Why is this song especially important right now?
You can’t extricate ‘This Is America’ from the context it arrives in, especially as it pertains to hip-hop’s most important contemporary voices.
Simply: Kanye’s out here trying to reclaim Make America Great Again, and blindsiding a black audience who have looked to him as a beacon in the process. TMZ producer Van Lathan, who confronted West about his antics last week, described the situation pretty aptly:
“I’m disappointed,” he told West. “I’m appalled, and brother, I am unbelievably hurt by the fact that to me, you have morphed into something that is not real.”

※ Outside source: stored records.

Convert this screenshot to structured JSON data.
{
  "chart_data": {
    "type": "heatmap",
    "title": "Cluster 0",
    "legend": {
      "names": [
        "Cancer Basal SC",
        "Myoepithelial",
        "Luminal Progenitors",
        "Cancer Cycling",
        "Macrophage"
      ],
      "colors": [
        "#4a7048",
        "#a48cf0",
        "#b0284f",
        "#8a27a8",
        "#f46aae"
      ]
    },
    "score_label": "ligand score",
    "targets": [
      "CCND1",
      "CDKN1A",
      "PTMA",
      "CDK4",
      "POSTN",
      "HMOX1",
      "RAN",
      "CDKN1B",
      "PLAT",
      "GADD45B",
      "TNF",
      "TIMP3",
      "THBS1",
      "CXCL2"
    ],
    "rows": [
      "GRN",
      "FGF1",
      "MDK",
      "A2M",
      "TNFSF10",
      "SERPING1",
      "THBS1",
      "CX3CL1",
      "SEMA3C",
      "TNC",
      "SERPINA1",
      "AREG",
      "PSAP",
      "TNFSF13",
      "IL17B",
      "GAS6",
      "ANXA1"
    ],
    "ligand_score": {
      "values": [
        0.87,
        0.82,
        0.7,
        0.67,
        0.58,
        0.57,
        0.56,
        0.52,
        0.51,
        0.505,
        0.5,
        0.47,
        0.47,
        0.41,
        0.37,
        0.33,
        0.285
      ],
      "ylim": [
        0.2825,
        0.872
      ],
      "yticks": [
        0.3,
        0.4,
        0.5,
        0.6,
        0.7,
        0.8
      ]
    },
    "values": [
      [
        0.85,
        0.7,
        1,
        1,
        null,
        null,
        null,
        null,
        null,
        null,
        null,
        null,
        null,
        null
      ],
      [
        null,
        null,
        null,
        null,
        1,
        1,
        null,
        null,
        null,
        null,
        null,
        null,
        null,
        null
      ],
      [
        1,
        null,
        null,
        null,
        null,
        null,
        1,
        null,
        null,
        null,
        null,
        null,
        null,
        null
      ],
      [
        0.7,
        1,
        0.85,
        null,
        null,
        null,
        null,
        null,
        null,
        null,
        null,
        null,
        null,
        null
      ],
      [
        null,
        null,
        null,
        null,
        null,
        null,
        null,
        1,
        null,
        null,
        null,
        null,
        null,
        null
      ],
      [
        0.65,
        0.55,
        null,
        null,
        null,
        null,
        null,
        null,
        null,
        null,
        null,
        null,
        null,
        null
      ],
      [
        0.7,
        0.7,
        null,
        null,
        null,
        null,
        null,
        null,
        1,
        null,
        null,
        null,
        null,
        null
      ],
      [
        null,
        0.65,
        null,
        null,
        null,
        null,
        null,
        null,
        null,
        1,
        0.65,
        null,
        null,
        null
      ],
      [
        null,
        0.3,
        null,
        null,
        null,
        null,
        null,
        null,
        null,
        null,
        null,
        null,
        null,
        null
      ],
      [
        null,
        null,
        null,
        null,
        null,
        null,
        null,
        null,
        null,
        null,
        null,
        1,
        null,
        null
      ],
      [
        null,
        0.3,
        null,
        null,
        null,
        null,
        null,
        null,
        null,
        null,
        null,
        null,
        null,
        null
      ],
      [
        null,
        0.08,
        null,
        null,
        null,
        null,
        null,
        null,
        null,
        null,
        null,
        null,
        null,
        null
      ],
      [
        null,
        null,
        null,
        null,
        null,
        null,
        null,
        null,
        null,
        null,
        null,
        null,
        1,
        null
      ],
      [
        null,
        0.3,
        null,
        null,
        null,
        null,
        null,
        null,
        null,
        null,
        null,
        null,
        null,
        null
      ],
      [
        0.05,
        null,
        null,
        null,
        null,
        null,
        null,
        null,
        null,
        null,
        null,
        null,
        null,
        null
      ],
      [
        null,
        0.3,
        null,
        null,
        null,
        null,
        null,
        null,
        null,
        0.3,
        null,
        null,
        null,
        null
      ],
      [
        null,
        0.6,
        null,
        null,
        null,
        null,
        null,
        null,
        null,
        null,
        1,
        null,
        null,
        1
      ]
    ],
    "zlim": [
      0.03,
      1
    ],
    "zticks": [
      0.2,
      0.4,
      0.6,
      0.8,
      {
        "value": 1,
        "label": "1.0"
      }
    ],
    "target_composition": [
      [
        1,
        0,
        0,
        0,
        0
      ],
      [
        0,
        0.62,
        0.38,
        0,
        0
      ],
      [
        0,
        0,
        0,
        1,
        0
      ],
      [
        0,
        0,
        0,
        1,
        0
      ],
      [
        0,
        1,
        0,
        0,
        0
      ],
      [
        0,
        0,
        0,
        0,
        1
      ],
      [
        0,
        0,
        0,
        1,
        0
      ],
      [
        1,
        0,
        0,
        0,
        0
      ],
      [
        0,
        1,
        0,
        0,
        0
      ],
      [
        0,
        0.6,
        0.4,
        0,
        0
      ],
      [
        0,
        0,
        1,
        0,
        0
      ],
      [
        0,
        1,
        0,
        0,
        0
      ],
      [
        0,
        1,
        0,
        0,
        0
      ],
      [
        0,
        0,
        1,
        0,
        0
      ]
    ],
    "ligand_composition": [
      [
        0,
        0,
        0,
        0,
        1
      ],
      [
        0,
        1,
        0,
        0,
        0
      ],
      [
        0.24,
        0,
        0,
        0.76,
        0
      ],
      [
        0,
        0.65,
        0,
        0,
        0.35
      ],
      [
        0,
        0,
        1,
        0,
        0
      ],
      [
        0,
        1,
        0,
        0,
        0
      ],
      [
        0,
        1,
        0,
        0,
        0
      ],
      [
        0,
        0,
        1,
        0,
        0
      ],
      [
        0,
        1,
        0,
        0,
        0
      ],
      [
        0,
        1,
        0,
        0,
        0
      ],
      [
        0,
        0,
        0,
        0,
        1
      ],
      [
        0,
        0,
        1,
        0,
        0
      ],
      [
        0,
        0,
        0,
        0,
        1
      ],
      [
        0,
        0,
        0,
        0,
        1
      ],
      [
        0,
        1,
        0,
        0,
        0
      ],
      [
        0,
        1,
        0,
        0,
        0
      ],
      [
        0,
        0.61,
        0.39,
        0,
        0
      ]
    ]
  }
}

It’s important that ‘… America’ arrives right now because it provides a buffer and counterpoint. Intentionally or otherwise, Gambino is saying what Kanye isn’t, and saying it explicitly. That’s huge. Here he is on SNL over the weekend weighing in on Ye’s twitter “damage control”:
It’s also important because outside of a few bars (“Young, Black and gifted / but he still in America” from ‘Yaphet Kotto’ sticks out), this is the first time we’re hearing it from Gambino. For an artist with that kind of status to make that kind of statement at this kind of time? FOH.
Anything else?
Yep. Go back and watch the video again. This time, don’t watch Gambino, and pay attention to all of the chaos in the background. It’s unnerving, unexpected, and unequivocally good. This is Childish Gambino’s America, and we’re better for experiencing it.